CEOs See Sluggish Pay Growth Even as Profits Rise

USA-MARKETS

Corporate profits continued to expand at a healthy pace last year, but CEO pay lagged behind amid missed financial targets and rising criticism of lavish pay packages, according to a new report.

Total direct compensation for 65 CEOs in place for at least two years inched up just 1.4% in 2011, compared with an 11% leap the year before, a survey by The Wall Street Journal and Hay Group reveals.

The study compiled the direct compensation figures by including salary, all bonuses and the value of stock and stock-option grants.

While pay increased slightly, the 75 companies in the study enjoyed a median 17% increase in net income on a median 9% jump in revenue last year, the Journal said. The median return for shareholders of these companies last year was 9.4%.

The study blamed the sluggish pay on increased shareholder pressure on directors to tie CEO compensation more directly to specific financial targets.
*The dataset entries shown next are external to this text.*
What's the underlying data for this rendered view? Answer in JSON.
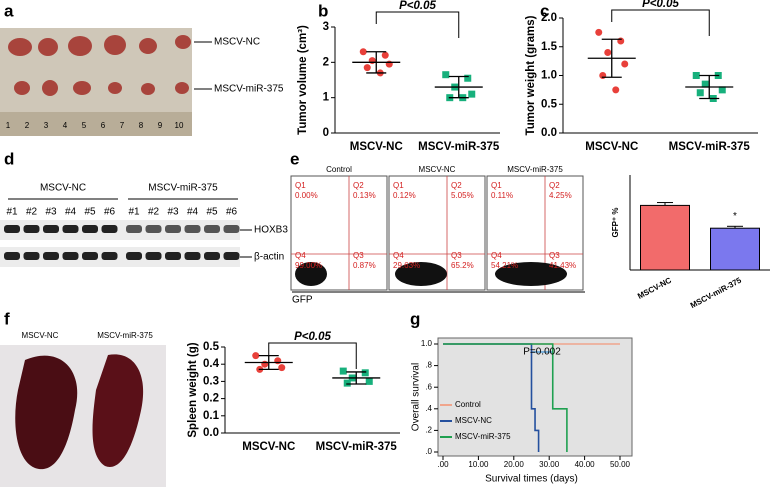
{
  "panel_labels": [
    "a",
    "b",
    "c",
    "d",
    "e",
    "f",
    "g"
  ],
  "photo_a": {
    "labels": [
      "MSCV-NC",
      "MSCV-miR-375"
    ],
    "ruler": [
      "1",
      "2",
      "3",
      "4",
      "5",
      "6",
      "7",
      "8",
      "9",
      "10"
    ]
  },
  "western_blot": {
    "groups": [
      "MSCV-NC",
      "MSCV-miR-375"
    ],
    "lanes": [
      "#1",
      "#2",
      "#3",
      "#4",
      "#5",
      "#6",
      "#1",
      "#2",
      "#3",
      "#4",
      "#5",
      "#6"
    ],
    "bands": [
      "HOXB3",
      "β-actin"
    ]
  },
  "flow": {
    "x_label": "GFP",
    "plots": [
      {
        "title": "Control",
        "quadrants": [
          [
            "Q1",
            "0.00%"
          ],
          [
            "Q2",
            "0.13%"
          ],
          [
            "Q4",
            "99.00%"
          ],
          [
            "Q3",
            "0.87%"
          ]
        ]
      },
      {
        "title": "MSCV-NC",
        "quadrants": [
          [
            "Q1",
            "0.12%"
          ],
          [
            "Q2",
            "5.05%"
          ],
          [
            "Q4",
            "29.63%"
          ],
          [
            "Q3",
            "65.2%"
          ]
        ]
      },
      {
        "title": "MSCV-miR-375",
        "quadrants": [
          [
            "Q1",
            "0.11%"
          ],
          [
            "Q2",
            "4.25%"
          ],
          [
            "Q4",
            "54.21%"
          ],
          [
            "Q3",
            "41.43%"
          ]
        ]
      }
    ]
  },
  "photo_f": {
    "labels": [
      "MSCV-NC",
      "MSCV-miR-375"
    ]
  },
  "chart_data": [
    {
      "type": "dot",
      "y_label": "Tumor volume (cm³)",
      "annotation": "P<0.05",
      "categories": [
        "MSCV-NC",
        "MSCV-miR-375"
      ],
      "colors": [
        "#e8403a",
        "#17b07c"
      ],
      "values": [
        [
          2.3,
          2.2,
          2.05,
          1.95,
          1.85,
          1.7
        ],
        [
          1.65,
          1.55,
          1.3,
          1.1,
          1.0,
          1.0
        ]
      ],
      "mean": [
        2.0,
        1.3
      ],
      "sd": [
        0.3,
        0.3
      ],
      "ylim": [
        0,
        3
      ],
      "yticks": [
        0,
        1,
        2,
        3
      ]
    },
    {
      "type": "dot",
      "y_label": "Tumor weight (grams)",
      "annotation": "P<0.05",
      "categories": [
        "MSCV-NC",
        "MSCV-miR-375"
      ],
      "colors": [
        "#e8403a",
        "#17b07c"
      ],
      "values": [
        [
          1.75,
          1.6,
          1.4,
          1.2,
          1.0,
          0.75
        ],
        [
          1.0,
          1.0,
          0.85,
          0.75,
          0.7,
          0.6
        ]
      ],
      "mean": [
        1.3,
        0.8
      ],
      "sd": [
        0.33,
        0.2
      ],
      "ylim": [
        0,
        2
      ],
      "yticks": [
        {
          "value": 0,
          "label": "0.0"
        },
        0.5,
        {
          "value": 1,
          "label": "1.0"
        },
        1.5,
        {
          "value": 2,
          "label": "2.0"
        }
      ]
    },
    {
      "type": "bar",
      "y_label": "GFP⁺ %",
      "annotation": "*",
      "categories": [
        "MSCV-NC",
        "MSCV-miR-375"
      ],
      "colors": [
        "#f26b6b",
        "#7b78ee"
      ],
      "values": [
        68,
        44
      ],
      "errors": [
        3,
        2
      ],
      "ylim": [
        0,
        100
      ]
    },
    {
      "type": "dot",
      "y_label": "Spleen weight (g)",
      "annotation": "P<0.05",
      "categories": [
        "MSCV-NC",
        "MSCV-miR-375"
      ],
      "colors": [
        "#e8403a",
        "#17b07c"
      ],
      "values": [
        [
          0.45,
          0.42,
          0.4,
          0.38,
          0.37
        ],
        [
          0.36,
          0.35,
          0.32,
          0.3,
          0.29
        ]
      ],
      "mean": [
        0.41,
        0.32
      ],
      "sd": [
        0.04,
        0.035
      ],
      "ylim": [
        0,
        0.5
      ],
      "yticks": [
        {
          "value": 0,
          "label": "0.0"
        },
        0.1,
        0.2,
        0.3,
        0.4,
        0.5
      ]
    },
    {
      "type": "survival",
      "x_label": "Survival times (days)",
      "y_label": "Overall survival",
      "annotation": "P=0.002",
      "legend": "lower left",
      "series": [
        {
          "name": "Control",
          "color": "#f0a58c",
          "x": [
            0,
            50
          ],
          "values": [
            1.0,
            1.0
          ]
        },
        {
          "name": "MSCV-NC",
          "color": "#24509e",
          "x": [
            0,
            25,
            26,
            27
          ],
          "values": [
            1.0,
            0.4,
            0.2,
            0.0
          ]
        },
        {
          "name": "MSCV-miR-375",
          "color": "#1fa050",
          "x": [
            0,
            31,
            35
          ],
          "values": [
            1.0,
            0.4,
            0.0
          ]
        }
      ],
      "xlim": [
        0,
        50
      ],
      "ylim": [
        0,
        1
      ],
      "xticks": [
        {
          "value": 0,
          "label": ".00"
        },
        {
          "value": 10,
          "label": "10.00"
        },
        {
          "value": 20,
          "label": "20.00"
        },
        {
          "value": 30,
          "label": "30.00"
        },
        {
          "value": 40,
          "label": "40.00"
        },
        {
          "value": 50,
          "label": "50.00"
        }
      ],
      "yticks": [
        {
          "value": 0,
          "label": ".0"
        },
        {
          "value": 0.2,
          "label": ".2"
        },
        {
          "value": 0.4,
          "label": ".4"
        },
        {
          "value": 0.6,
          "label": ".6"
        },
        {
          "value": 0.8,
          "label": ".8"
        },
        {
          "value": 1,
          "label": "1.0"
        }
      ]
    }
  ]
}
For example, Nike (NYSE:NKE) CEO Mark Parker  saw his total compensation fall 5.8% to $12.7 million last year as his company’s 12% jump in profits last fiscal year wasn’t enough to meet three-year revenue and EPS targets, the paper said.

Of course, CEOs aren’t exactly hurting for cash. The median compensation for CEOs in the preliminary survey was $9.4 million, the Journal said.

And some corporate leaders took home enormous pay packages, including Apple (NASDAQ:AAPL) CEO Tim Cook who reported compensation of $378 million. Cook’s pay included $376.2 million in one million shares of restricted stock that he was granted when he became CEO in August.